Il y a un an, l’explosion de la rue de La Souterraine à Limoges

Le 18 janvier 2020, une explosion due au gaz, rue de La Souterraine à Limoges, faisait un mort, plusieurs blessés et de nombreux sinistrés dans le quartier. Un an après, le quartier en porte encore les stigmates.

Un an après l'explosion, la rue de La Souterraine porte encore les stigmates du drame.
Un an après l'explosion, la rue de La Souterraine porte encore les stigmates du drame. © Jean-Martial Jonquard/France Télévisions

Tous les jours,  depuis ce funeste 18 janvier, Anna-Michelle ne voit plus son jardinet. À la place, un monceau de terre, de pierres, de gravats, et autres choses indéterminées… Un jardinet qu’elle peut voir, mais où elle ne peut aller, un arrêté municipal lui en interdisant l’accès. Et même le constater lui coûte : on lui a trop dit « ne vous plaignez pas, vous au moins vous êtes vivante ! ».

Comment voulez-vous que je n’y pense pas ? Voilà ce que je peux voir tous les jours, depuis un an, depuis ma fenêtre de la cuisine, quand je l’ouvre tous les matins !

Anna-Michelle Denage, riveraine

Comme si elle ne le savait pas ! Comme si elle ignorait que dans ces ruines au bout du jardin, il y avait autrefois une maison, où ce 18 janvier 2020, un homme, son voisin, a perdu la vie.
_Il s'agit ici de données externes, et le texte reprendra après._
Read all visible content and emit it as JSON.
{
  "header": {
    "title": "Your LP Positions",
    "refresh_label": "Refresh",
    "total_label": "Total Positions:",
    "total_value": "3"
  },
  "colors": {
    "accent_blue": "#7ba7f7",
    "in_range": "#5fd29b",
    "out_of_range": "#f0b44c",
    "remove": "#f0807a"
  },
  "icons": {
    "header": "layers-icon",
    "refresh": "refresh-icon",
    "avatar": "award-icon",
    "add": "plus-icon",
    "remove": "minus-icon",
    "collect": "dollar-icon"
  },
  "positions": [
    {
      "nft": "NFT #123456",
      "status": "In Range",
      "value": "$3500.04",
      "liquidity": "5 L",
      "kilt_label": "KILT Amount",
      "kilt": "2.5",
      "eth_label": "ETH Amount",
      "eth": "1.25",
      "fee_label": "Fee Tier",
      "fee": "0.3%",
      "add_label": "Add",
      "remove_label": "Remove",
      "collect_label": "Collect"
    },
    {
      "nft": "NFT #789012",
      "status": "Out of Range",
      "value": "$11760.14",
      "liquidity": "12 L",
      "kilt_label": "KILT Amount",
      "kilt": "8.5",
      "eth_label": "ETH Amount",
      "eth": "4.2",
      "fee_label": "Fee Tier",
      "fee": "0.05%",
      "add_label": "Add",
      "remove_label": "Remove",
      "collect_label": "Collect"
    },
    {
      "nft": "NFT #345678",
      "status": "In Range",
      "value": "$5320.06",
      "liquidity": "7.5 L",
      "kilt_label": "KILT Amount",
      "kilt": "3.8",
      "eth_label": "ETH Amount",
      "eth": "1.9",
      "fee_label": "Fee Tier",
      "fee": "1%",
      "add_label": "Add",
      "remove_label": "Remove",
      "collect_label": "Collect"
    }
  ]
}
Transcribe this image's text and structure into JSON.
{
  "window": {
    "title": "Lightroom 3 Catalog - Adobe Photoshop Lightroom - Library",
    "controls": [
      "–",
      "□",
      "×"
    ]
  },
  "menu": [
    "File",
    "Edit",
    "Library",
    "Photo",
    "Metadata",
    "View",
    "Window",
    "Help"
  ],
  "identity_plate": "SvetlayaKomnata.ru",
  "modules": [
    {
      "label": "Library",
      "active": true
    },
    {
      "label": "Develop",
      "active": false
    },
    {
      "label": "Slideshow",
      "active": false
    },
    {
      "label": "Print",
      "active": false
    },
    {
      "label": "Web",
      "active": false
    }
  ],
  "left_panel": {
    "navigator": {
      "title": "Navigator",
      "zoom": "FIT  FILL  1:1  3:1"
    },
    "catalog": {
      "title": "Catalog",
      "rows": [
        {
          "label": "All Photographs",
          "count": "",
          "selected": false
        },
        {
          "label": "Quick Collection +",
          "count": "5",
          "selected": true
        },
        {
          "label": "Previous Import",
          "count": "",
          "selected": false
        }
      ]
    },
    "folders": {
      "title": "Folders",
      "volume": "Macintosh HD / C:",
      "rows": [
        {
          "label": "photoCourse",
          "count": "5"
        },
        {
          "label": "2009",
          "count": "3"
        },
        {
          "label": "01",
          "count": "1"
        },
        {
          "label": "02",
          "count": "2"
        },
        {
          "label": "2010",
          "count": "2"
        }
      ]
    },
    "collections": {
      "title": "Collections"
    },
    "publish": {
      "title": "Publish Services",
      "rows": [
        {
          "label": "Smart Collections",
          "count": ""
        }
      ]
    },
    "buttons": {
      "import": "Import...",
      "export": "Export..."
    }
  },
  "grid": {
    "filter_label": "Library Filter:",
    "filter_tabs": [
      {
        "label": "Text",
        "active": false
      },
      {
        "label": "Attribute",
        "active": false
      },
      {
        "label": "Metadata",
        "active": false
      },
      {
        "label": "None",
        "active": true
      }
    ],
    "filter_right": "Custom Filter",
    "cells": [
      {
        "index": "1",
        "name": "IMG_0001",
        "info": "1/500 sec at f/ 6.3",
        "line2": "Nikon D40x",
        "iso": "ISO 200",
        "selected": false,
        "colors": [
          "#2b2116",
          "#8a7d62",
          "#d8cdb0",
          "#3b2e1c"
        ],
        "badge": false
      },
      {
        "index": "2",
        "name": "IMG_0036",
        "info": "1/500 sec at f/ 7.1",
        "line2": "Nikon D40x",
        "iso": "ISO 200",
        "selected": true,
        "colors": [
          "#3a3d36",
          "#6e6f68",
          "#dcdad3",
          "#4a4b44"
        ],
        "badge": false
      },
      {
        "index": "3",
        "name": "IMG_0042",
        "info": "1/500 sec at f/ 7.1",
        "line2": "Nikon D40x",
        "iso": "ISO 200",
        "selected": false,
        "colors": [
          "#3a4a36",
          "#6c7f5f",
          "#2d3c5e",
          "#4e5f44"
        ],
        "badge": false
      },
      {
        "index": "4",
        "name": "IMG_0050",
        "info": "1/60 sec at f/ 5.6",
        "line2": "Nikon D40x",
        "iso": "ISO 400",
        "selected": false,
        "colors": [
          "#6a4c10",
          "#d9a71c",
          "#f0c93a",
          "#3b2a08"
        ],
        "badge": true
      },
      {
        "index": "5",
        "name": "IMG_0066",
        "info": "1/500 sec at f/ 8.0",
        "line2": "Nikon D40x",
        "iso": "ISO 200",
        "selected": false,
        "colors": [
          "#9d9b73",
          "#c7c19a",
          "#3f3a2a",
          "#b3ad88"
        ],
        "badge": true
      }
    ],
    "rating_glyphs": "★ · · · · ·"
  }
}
Pourtant, pour Anna-Michelle, pour beaucoup d’autres riverains, comme l’impression qu’il n’y a qu’eux qui le savent, alors que depuis un an justement, « l’adresse » est presque devenue un lieu de promenade, un lieu où faire des photos, un lieu « à voir », alors qu’effectivement un drame s’est produit, une personne a perdu la vie, et des vies ont sans doute à tout jamais changé !

Ce 18 janvier 2020, presque dans la « vie d’avant », à l’heure du petit-déjeuner, vers 8h30, une violente explosion, ressentie bien au-delà, secoue le quartier. Les premiers éléments déterminent une fuite de gaz. Venue, on le saura plus tard, d’une canalisation, AVANT le raccordement à la maison soufflée…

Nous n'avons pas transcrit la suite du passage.